B/ Une utilisation de la raison (ratiocinante) contre elle-même, pour dissuader de raisonner véritablement. Ces entreprises promeuvent un management hautement participatif, le dialogue, le questionnement, la critique. De longues réunions usent les récalcitrants, on prend le temps de répondre à toutes les objections, de remonter à l'origine des motifs de résistance. Si certains ne sont pas d'accord, ce ne peut être que parce qu'ils n'ont pas compris. On leur réexpliquera donc. A la grande époque maoïste, les rescapés de la technique du « lavage de cerveau » nous ont appris qu’elle pouvait prendre la forme d’une méthode paradoxalement très douce et très patiemment pédagogique : peu de gens résistent à une fréquence régulière de séances d’explication sereines qui n’aient pas d’autre terme que la reconnaissance par la victime qu’elle a enfin compris de quoi on lui parlait. D'autant que les salariés sont souvent moins bien armés rhétoriquement : se trouvant en situation de "domination symbolique", ils se font, souvent, laminer argumentativement. Les dirigeants de Gadama Inc. ne cherchent pas à convaincre mais à régenter la vie des autres.
Bref : les apparences sont d'autant plus rationnelles - discours huilé, effort de théorisation accru - que la réalité l’est moins. Un tel anti-intellectualisme est préoccupant et rappelle de mauvais souvenirs. Contre une telle tendance, une telle propension au délire, il est urgent de défendre la raison. Les philosophes sont fondés à y prendre leur part.

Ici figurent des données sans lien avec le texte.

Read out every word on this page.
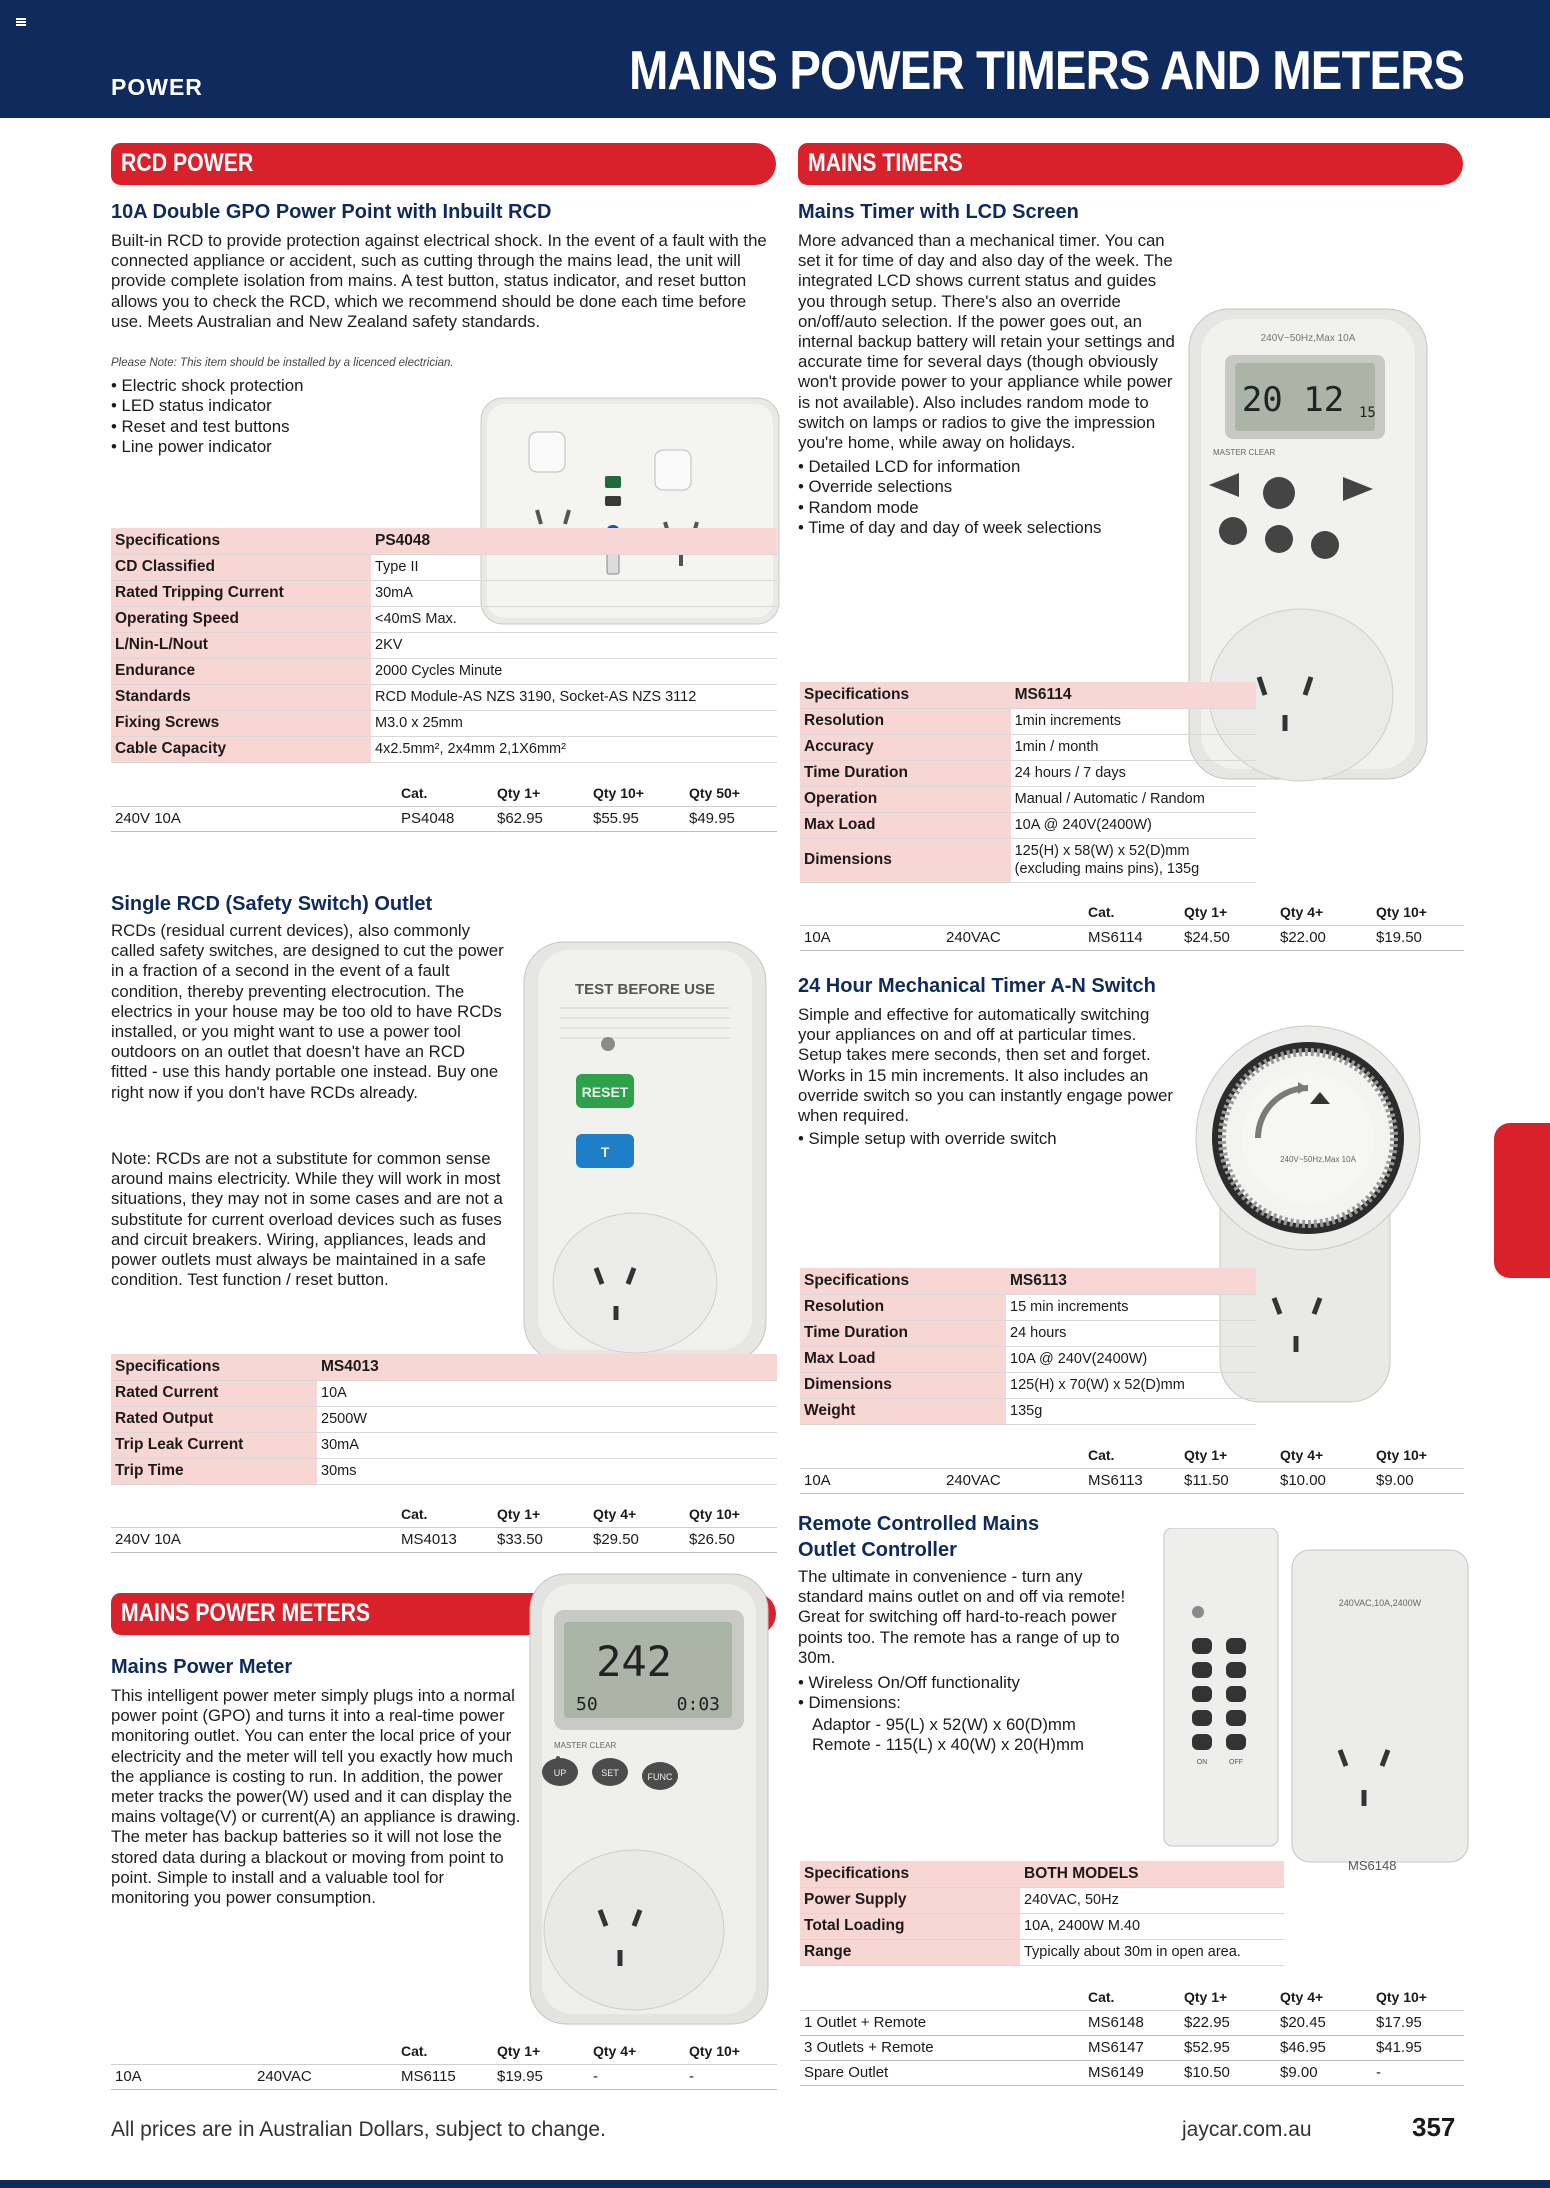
POWER	MAINS POWER TIMERS AND METERS
RCD POWER
10A Double GPO Power Point with Inbuilt RCD
Built-in RCD to provide protection against electrical shock. In the event of a fault with the connected appliance or accident, such as cutting through the mains lead, the unit will provide complete isolation from mains. A test button, status indicator, and reset button allows you to check the RCD, which we recommend should be done each time before use. Meets Australian and New Zealand safety standards.
Please Note: This item should be installed by a licenced electrician.
• Electric shock protection
• LED status indicator
• Reset and test buttons
• Line power indicator
Specifications	PS4048
CD Classified	Type II
Rated Tripping Current	30mA
Operating Speed	<40mS Max.
L/Nin-L/Nout	2KV
Endurance	2000 Cycles Minute
Standards	RCD Module-AS NZS 3190, Socket-AS NZS 3112
Fixing Screws	M3.0 x 25mm
Cable Capacity	4x2.5mm², 2x4mm 2,1X6mm²
	Cat.	Qty 1+	Qty 10+	Qty 50+
240V 10A	PS4048	$62.95	$55.95	$49.95
Single RCD (Safety Switch) Outlet
RCDs (residual current devices), also commonly called safety switches, are designed to cut the power in a fraction of a second in the event of a fault condition, thereby preventing electrocution. The electrics in your house may be too old to have RCDs installed, or you might want to use a power tool outdoors on an outlet that doesn't have an RCD fitted - use this handy portable one instead. Buy one right now if you don't have RCDs already.
Note: RCDs are not a substitute for common sense around mains electricity. While they will work in most situations, they may not in some cases and are not a substitute for current overload devices such as fuses and circuit breakers. Wiring, appliances, leads and power outlets must always be maintained in a safe condition. Test function / reset button.
TEST BEFORE USE
RESET
T
Specifications	MS4013
Rated Current	10A
Rated Output	2500W
Trip Leak Current	30mA
Trip Time	30ms
	Cat.	Qty 1+	Qty 4+	Qty 10+
240V 10A	MS4013	$33.50	$29.50	$26.50
MAINS POWER METERS
Mains Power Meter
This intelligent power meter simply plugs into a normal power point (GPO) and turns it into a real-time power monitoring outlet. You can enter the local price of your electricity and the meter will tell you exactly how much the appliance is costing to run. In addition, the power meter tracks the power(W) used and it can display the mains voltage(V) or current(A) an appliance is drawing. The meter has backup batteries so it will not lose the stored data during a blackout or moving from point to point. Simple to install and a valuable tool for monitoring you power consumption.
242
50	0:03
MASTER CLEAR
UP	SET	FUNC
		Cat.	Qty 1+	Qty 4+	Qty 10+
10A	240VAC	MS6115	$19.95	-	-
MAINS TIMERS
Mains Timer with LCD Screen
More advanced than a mechanical timer. You can set it for time of day and also day of the week. The integrated LCD shows current status and guides you through setup. There's also an override on/off/auto selection. If the power goes out, an internal backup battery will retain your settings and accurate time for several days (though obviously won't provide power to your appliance while power is not available). Also includes random mode to switch on lamps or radios to give the impression you're home, while away on holidays.
• Detailed LCD for information
• Override selections
• Random mode
• Time of day and day of week selections
240V~50Hz,Max 10A
20 12 15
MASTER CLEAR
Specifications	MS6114
Resolution	1min increments
Accuracy	1min / month
Time Duration	24 hours / 7 days
Operation	Manual / Automatic / Random
Max Load	10A @ 240V(2400W)
Dimensions	125(H) x 58(W) x 52(D)mm (excluding mains pins), 135g
		Cat.	Qty 1+	Qty 4+	Qty 10+
10A	240VAC	MS6114	$24.50	$22.00	$19.50
24 Hour Mechanical Timer A-N Switch
Simple and effective for automatically switching your appliances on and off at particular times. Setup takes mere seconds, then set and forget. Works in 15 min increments. It also includes an override switch so you can instantly engage power when required.
• Simple setup with override switch
240V~50Hz,Max 10A
Specifications	MS6113
Resolution	15 min increments
Time Duration	24 hours
Max Load	10A @ 240V(2400W)
Dimensions	125(H) x 70(W) x 52(D)mm
Weight	135g
		Cat.	Qty 1+	Qty 4+	Qty 10+
10A	240VAC	MS6113	$11.50	$10.00	$9.00
Remote Controlled Mains
Outlet Controller
The ultimate in convenience - turn any standard mains outlet on and off via remote! Great for switching off hard-to-reach power points too. The remote has a range of up to 30m.
• Wireless On/Off functionality
• Dimensions:
Adaptor - 95(L) x 52(W) x 60(D)mm
Remote - 115(L) x 40(W) x 20(H)mm
ON	OFF
240VAC,10A,2400W
MS6148
Specifications	BOTH MODELS
Power Supply	240VAC, 50Hz
Total Loading	10A, 2400W M.40
Range	Typically about 30m in open area.
	Cat.	Qty 1+	Qty 4+	Qty 10+
1 Outlet + Remote	MS6148	$22.95	$20.45	$17.95
3 Outlets + Remote	MS6147	$52.95	$46.95	$41.95
Spare Outlet	MS6149	$10.50	$9.00	-
All prices are in Australian Dollars, subject to change.	jaycar.com.au	357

3. La stratégie consistant à se prévaloir de travaux scientifiques prétendument indépendants mais en réalité financés et savamment orientés n'est malheureusement pas propre à Gadama Inc. Les publications scientifiques frauduleuses se multiplient. Trois journalistes d'investigation ont exposé dans un livre de 2020 ce qu'il en est d'un monde de plus en plus dominé par les grandes entreprises : « Les firmes s’emploient à faire passer leur matériau de lobbying scientifique pour l’état de la science. Elles veulent voir leurs études validées, agrémentées d’un coup de tampon officiel. (...). Mais elles ont aussi besoin de disséminer leurs informations et de recruter des défenseurs, parfois à leur insu. (...). Nous n’assistons plus seulement à un dévoiement de l’expertise scientifique, mais à un détournement plus profond des logiques même de fonctionnement d’un espace public reposant sur un idéal de vérité » (Les gardiens de la raison. Enquête sur la désinformation scientifique, par Stéphane Foucart, Stéphane Horel et Sylvain Laurens, La Découverte, p.12). Autrement dit, c’est la démocratie elle-même qui se voit déstabilisée quand les grandes entreprises manipulent la recherche scientifique en orientant ses sujets d’études, en biaisant ses résultats, en finançant les chercheurs qui les étudient en retour. « L’idée consiste à prendre appui sur l’autorité prêtée aux scientifiques pour reformater tous les étages du débat public. Une grande bataille pour le contrôle de l’information scientifique est en cours » (Ibidem, p. 14).